Les autorités de Phuket ont déclaré avoir détenu 22 ressortissants étrangers, dont 19 Chinois et trois travailleurs du Myanmar, après qu’ils se sont révélés incapables de présenter des permis de travail ou des pièces d’identité valides lors d’une inspection sur un chantier à Chalong.

22 travailleurs étrangers détenus sur un chantier à Chalong, à Phuket

Les autorités de Phuket ont déclaré avoir détenu 22 ressortissants étrangers, dont 19 Chinois et trois travailleurs du Myanmar, après qu’ils se sont révélés incapables de présenter des permis de travail ou des pièces d’identité valides lors d’une inspection sur un chantier à Chalong.

Les travailleurs ont été conduits au quartier général du corps provincial des volontaires de défense de Phuket pour vérification de leur identité et engagement de poursuites judiciaires, ont indiqué les autorités.

L’inspection a eu lieu vers 11 h 30 le mardi 23 juin et a été menée par une force opérationnelle conjointe dirigée par le gouverneur adjoint de Phuket. L’opération a également mobilisé le directeur adjoint de la branche de Phuket du Commandement des opérations de sécurité intérieure, le commandant adjoint de la police provinciale de Phuket, ainsi que des responsables du bureau provincial de l’emploi, de l’administration provinciale, des autorités du travail, du Bureau provincial du développement social et de la sécurité humaine, du service de l’immigration et de la police provinciale.

Les autorités ont déclaré que ces arrestations reflétaient un schéma récurrent observé lors d’inspections récentes, concernant notamment des ressortissants chinois employés dans la construction et à des postes de supervision.

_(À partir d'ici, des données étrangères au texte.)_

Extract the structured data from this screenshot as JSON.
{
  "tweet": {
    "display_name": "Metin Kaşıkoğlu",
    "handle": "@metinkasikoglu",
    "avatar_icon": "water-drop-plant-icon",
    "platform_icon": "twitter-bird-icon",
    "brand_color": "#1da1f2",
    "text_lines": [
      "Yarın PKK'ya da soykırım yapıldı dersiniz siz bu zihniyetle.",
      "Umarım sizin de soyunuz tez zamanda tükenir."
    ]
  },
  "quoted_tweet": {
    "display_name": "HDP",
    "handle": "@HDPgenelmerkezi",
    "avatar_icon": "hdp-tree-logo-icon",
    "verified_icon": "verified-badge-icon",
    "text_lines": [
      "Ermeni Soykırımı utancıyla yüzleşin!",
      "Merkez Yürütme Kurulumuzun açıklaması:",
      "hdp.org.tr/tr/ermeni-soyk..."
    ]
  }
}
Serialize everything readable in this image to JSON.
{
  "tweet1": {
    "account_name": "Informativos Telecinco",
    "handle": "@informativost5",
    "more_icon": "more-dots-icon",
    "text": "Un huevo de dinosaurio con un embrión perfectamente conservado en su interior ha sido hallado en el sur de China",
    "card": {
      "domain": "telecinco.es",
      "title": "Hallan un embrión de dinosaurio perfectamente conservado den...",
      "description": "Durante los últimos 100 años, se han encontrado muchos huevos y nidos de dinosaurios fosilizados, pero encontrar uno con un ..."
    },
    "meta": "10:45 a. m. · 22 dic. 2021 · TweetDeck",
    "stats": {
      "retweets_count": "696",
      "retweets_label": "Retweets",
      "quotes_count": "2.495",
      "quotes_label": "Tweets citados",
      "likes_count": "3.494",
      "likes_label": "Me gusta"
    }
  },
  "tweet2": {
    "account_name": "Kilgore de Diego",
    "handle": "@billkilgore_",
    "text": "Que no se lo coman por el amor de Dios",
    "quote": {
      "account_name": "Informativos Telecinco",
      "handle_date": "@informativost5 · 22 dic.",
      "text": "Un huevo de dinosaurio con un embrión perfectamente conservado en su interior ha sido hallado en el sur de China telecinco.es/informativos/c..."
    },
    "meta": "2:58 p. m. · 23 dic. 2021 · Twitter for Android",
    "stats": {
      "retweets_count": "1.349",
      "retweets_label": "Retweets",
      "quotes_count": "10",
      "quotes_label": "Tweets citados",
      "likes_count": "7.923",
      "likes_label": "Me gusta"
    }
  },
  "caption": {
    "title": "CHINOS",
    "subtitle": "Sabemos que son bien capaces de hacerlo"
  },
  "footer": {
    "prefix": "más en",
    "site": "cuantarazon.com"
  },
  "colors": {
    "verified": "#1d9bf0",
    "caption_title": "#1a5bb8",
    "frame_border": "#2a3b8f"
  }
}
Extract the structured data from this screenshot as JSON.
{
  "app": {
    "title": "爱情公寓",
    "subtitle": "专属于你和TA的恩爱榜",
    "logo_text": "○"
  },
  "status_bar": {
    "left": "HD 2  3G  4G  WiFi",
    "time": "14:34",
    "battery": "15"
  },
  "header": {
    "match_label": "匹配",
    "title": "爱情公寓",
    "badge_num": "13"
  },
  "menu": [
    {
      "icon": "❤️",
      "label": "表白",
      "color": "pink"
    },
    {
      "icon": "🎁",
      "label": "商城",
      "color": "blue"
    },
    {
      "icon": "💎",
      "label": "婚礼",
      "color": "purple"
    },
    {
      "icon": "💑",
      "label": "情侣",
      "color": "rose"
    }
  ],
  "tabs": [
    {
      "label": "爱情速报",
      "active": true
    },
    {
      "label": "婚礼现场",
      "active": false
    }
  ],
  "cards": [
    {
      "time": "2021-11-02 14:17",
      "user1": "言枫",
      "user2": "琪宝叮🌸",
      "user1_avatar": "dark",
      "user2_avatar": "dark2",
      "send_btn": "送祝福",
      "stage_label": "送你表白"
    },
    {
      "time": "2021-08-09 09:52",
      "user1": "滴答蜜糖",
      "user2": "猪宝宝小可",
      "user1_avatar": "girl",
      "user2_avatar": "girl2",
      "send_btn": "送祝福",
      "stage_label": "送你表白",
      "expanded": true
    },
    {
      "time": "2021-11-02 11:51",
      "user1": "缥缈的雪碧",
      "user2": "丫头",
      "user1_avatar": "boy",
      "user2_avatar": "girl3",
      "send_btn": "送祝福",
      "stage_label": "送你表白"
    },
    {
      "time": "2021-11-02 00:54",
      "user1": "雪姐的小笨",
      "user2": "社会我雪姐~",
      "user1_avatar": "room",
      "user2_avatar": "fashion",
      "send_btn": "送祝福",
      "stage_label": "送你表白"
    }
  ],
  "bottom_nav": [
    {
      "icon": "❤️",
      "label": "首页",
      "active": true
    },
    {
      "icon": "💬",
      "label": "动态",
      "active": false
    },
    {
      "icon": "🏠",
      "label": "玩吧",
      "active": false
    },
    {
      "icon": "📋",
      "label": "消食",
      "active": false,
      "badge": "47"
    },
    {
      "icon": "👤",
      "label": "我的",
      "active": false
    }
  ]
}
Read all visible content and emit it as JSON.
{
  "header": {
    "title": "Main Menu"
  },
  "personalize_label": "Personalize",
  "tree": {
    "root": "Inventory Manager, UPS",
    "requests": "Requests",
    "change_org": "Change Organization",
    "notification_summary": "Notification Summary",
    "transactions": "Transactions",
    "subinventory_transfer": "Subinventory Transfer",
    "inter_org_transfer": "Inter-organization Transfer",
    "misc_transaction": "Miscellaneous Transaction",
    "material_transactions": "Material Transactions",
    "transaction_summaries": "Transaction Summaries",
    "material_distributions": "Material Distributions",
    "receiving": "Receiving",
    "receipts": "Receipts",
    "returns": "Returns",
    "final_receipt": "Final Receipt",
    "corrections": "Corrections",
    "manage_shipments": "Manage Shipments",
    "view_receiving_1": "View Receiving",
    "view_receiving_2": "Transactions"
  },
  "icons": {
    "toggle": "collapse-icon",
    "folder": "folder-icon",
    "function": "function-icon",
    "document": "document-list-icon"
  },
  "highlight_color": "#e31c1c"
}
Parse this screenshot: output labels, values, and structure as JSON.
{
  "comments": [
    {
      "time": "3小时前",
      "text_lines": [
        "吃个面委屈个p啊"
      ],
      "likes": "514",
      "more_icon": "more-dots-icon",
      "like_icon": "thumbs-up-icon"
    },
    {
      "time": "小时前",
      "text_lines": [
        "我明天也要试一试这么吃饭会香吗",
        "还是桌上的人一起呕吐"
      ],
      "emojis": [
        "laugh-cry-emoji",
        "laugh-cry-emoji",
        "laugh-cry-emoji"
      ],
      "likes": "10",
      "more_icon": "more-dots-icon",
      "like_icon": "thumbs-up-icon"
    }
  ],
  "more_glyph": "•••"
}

Le gouverneur adjoint a déclaré que la répression irait au-delà des arrestations de routine et inclurait un examen de la structure des entreprises, de leurs actionnaires et de leurs sources de financement afin de déterminer si des entreprises de prête-noms étaient impliquées. Il a déclaré que le « modèle Phuket » visait à identifier non seulement les travailleurs en situation illégale, mais aussi les organisateurs et les bénéficiaires ultimes d’activités commerciales illégales.

« Phuket n’a pas sa place pour les activités illégales », a-t-il déclaré, ajoutant que les investisseurs légitimes respectant la législation thaïlandaise n’avaient rien à craindre.

Les autorités ont déclaré que cette approche s’inscrivait dans une politique gouvernementale plus large visant à réprimer les entreprises de prête-noms et les entreprises étrangères illégales, tout en protégeant les investisseurs légitimes qui respectent la législation thaïlandaise.

Les autorités ont ajouté que des inspections quotidiennes des travailleurs étrangers et des entreprises soupçonnées d’utiliser des structures de prête-noms étaient déjà en cours à Phuket, les enquêteurs examinant les transactions financières et les liens entre les personnes impliquées.

La police mènera également des entretiens approfondis avec les personnes détenues afin d’établir comment elles sont entrées en Thaïlande, qui les a recrutées et si elles avaient été introduites illégalement dans le pays.

Les autorités n’ont pas identifié le chantier perquisitionné ni l’employeur des travailleurs détenus.